Thinking this way, I see two key points: first, the derivative of growth (writ large) is more important than size. Second, past-decisions put real constraints on the future.
Anyone who has visited Mason over the last several years can’t help but notice how rapid the growth has been. It’s singular frankly.
But more important is that Mason is still young enough, that key decisions (and opportunities) remain for the future. In other words, Mason isn’t constrained for its future growth and has the opportunity to become what UofM is to Ann Arbor, what UCSD is to San Diego.
That’s an exciting future, especially in the Nation’s Capital.
This blog is usually concerned with the intersection of science and policy, but I write it within several miles of the U.S. Capitol, hence I can’t resist to link here to Christopher Hitchen’s recent piece reviewing fiction about my home town.
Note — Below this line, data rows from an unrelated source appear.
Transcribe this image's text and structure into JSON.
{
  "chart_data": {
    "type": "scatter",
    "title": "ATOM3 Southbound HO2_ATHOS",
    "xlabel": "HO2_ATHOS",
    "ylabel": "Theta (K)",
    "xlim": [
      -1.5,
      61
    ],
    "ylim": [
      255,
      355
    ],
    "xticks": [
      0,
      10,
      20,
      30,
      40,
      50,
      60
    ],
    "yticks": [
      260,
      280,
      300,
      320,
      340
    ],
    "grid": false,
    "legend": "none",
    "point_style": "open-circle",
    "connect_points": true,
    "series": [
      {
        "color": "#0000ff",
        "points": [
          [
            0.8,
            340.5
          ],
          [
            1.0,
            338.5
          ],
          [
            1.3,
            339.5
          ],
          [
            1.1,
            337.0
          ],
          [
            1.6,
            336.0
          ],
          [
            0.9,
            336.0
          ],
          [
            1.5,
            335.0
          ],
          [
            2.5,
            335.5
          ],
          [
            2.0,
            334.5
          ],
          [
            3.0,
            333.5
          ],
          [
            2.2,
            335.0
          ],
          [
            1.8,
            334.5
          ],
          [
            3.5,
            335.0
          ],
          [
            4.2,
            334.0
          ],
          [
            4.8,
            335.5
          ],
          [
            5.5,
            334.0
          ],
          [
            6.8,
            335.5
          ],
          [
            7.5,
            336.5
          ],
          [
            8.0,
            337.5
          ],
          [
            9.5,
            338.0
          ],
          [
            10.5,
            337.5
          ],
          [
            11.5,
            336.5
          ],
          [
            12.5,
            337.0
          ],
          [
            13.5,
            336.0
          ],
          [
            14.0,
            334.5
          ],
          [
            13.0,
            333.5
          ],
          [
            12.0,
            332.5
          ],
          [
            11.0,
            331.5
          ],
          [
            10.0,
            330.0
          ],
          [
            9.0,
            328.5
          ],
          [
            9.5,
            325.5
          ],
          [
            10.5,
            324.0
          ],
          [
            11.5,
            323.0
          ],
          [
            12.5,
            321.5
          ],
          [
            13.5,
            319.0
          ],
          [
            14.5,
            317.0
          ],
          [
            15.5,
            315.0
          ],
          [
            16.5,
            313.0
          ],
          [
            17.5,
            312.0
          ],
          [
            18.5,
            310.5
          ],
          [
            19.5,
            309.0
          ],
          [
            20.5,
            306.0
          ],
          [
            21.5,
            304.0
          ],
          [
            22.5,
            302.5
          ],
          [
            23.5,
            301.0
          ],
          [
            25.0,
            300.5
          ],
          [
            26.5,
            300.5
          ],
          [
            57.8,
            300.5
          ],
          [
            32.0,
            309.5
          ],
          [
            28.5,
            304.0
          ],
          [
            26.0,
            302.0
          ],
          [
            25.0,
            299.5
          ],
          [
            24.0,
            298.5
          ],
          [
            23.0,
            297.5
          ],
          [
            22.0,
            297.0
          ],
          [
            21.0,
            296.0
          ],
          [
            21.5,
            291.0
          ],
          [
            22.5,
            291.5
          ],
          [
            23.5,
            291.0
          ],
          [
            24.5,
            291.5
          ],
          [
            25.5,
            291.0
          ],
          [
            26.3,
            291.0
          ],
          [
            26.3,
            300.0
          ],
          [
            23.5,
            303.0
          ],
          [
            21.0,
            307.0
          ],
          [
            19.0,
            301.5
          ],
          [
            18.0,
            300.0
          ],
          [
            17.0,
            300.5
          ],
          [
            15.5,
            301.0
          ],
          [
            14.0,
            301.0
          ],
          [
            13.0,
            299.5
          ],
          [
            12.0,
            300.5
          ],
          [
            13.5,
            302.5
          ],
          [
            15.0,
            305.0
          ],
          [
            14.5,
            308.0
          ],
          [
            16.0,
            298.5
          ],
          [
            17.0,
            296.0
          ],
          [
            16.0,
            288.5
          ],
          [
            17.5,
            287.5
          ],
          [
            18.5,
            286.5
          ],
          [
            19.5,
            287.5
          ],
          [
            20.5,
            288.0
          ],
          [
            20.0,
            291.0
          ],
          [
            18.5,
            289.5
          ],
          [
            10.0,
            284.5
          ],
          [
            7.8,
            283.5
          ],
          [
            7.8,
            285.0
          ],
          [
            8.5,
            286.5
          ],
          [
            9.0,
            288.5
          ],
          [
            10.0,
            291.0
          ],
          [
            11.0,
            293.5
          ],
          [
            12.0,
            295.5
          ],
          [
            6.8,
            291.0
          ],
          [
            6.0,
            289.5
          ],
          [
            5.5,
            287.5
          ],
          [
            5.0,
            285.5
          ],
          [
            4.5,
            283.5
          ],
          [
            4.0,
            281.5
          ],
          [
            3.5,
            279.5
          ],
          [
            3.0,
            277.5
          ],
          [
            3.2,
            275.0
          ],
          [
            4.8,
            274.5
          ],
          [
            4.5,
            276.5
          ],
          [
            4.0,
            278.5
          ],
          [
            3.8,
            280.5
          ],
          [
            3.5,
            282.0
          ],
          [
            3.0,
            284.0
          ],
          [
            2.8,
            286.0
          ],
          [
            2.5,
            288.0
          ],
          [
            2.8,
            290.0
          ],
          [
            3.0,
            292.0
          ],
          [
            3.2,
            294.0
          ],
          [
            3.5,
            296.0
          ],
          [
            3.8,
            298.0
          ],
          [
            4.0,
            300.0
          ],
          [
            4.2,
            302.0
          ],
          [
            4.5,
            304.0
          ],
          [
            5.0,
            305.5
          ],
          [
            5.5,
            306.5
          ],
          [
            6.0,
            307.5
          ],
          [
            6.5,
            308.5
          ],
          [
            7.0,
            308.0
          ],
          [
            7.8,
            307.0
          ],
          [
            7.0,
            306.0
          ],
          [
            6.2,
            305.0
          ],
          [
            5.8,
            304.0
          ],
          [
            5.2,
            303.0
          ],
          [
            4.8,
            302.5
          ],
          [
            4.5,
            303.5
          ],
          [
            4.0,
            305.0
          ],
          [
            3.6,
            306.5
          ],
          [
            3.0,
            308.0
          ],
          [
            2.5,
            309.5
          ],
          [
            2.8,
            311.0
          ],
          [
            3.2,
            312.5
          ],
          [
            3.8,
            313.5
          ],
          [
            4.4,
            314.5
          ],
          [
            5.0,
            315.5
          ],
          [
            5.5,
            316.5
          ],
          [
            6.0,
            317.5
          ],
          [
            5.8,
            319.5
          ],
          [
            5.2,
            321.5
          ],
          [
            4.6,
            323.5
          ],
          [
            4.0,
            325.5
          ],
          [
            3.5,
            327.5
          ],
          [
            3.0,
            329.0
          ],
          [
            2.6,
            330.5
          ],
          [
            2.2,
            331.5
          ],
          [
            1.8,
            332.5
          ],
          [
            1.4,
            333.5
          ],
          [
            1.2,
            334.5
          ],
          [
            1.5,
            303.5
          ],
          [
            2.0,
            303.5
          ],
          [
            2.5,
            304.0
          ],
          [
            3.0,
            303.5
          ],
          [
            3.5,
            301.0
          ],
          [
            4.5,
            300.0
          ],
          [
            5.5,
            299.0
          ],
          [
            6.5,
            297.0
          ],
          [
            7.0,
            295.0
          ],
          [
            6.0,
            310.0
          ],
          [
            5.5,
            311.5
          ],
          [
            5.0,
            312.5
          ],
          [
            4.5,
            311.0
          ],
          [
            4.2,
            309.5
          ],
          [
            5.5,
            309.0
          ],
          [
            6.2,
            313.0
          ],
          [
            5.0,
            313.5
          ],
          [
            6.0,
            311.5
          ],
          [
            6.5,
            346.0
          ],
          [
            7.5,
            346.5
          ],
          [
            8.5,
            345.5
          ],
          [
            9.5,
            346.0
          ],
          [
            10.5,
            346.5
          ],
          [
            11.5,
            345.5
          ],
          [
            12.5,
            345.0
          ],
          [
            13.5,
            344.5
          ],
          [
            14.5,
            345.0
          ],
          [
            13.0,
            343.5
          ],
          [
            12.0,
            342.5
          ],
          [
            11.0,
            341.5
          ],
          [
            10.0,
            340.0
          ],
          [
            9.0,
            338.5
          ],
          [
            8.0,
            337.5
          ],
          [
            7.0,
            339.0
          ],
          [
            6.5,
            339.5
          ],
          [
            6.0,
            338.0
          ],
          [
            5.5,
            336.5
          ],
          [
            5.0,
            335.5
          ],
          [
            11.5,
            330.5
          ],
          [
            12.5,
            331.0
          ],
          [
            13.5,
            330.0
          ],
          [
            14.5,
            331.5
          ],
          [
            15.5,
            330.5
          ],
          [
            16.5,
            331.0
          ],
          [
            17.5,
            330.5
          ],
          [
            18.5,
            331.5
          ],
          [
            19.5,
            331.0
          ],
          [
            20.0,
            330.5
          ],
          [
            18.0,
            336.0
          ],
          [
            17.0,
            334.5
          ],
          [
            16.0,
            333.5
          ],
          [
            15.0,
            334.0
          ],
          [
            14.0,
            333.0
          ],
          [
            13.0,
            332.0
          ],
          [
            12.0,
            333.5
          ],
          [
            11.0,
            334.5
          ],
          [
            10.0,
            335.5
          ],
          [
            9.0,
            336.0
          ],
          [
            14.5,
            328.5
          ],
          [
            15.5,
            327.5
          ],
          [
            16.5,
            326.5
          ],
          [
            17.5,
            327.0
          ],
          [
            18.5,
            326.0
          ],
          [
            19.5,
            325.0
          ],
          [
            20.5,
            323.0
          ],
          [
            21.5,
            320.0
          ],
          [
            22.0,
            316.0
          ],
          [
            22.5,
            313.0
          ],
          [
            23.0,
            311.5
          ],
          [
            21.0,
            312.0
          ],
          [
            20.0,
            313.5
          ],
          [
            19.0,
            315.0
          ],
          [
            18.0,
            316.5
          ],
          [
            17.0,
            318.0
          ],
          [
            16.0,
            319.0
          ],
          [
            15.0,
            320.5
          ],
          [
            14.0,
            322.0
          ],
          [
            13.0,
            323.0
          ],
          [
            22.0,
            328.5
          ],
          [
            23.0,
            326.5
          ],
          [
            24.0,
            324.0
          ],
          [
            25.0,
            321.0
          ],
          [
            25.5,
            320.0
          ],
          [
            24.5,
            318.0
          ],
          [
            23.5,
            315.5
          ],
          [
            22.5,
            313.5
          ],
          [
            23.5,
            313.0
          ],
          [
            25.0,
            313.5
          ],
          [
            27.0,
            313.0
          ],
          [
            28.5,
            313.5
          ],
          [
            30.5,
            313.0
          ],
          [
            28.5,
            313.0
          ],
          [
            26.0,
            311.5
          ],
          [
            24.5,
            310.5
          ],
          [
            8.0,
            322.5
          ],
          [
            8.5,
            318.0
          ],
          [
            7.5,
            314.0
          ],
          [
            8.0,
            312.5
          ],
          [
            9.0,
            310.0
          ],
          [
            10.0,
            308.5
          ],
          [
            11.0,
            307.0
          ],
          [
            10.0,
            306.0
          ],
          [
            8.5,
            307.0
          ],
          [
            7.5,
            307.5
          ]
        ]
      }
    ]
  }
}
Hitchens, recently diagnosed with cancer, remains one of the most intelligent writers of our time. And he really is funny, too. For loyal readers who aren’t from Washington, his piece gives you a flavor of its famous contradictions. Enjoy.
I drove home this evening along the George Washington Parkway which parallels the Potomac River opposite the city’s monumental core. The maple trees have achieved peak Fall color (as we say on the East U.S. coast referring to the change from green to orange/red) and were actually reflected in the River. I had the top down on the car and it was simply beautiful.
Here’s the top ten list from Huffington Post. Note how highly represented the National Capital Area is. Not being on this list and delivering excellent education in the Washington D.C. area: that’s a major competitive advantage for George Mason.
Krasnow PI, Paul So, is of course multi-talented. And he’s the leading exemplar of at the Institute of a cadre of researchers who are also serious artists. His new art gallery (appropriately named Hamiltonian) will open soon on U. St. NW, one of the most culturally active neighborhoods in the City. Paul was recently featured in the Washington Business Journal for his efforts in the arts field.
But considering Krasnow’s relatively small size, there are a surprisingly large number of PI artists. Layne Kalbfleisch has exhibited her beautiful photographs both at the Institute and around the DC area. Ernest Barreto is a world-champion whistler, who has been featured in a recent film, Pucker Up. And Giorgio Ascoli is pursuing a lab-wide initiative to build sculptures of brain neurons.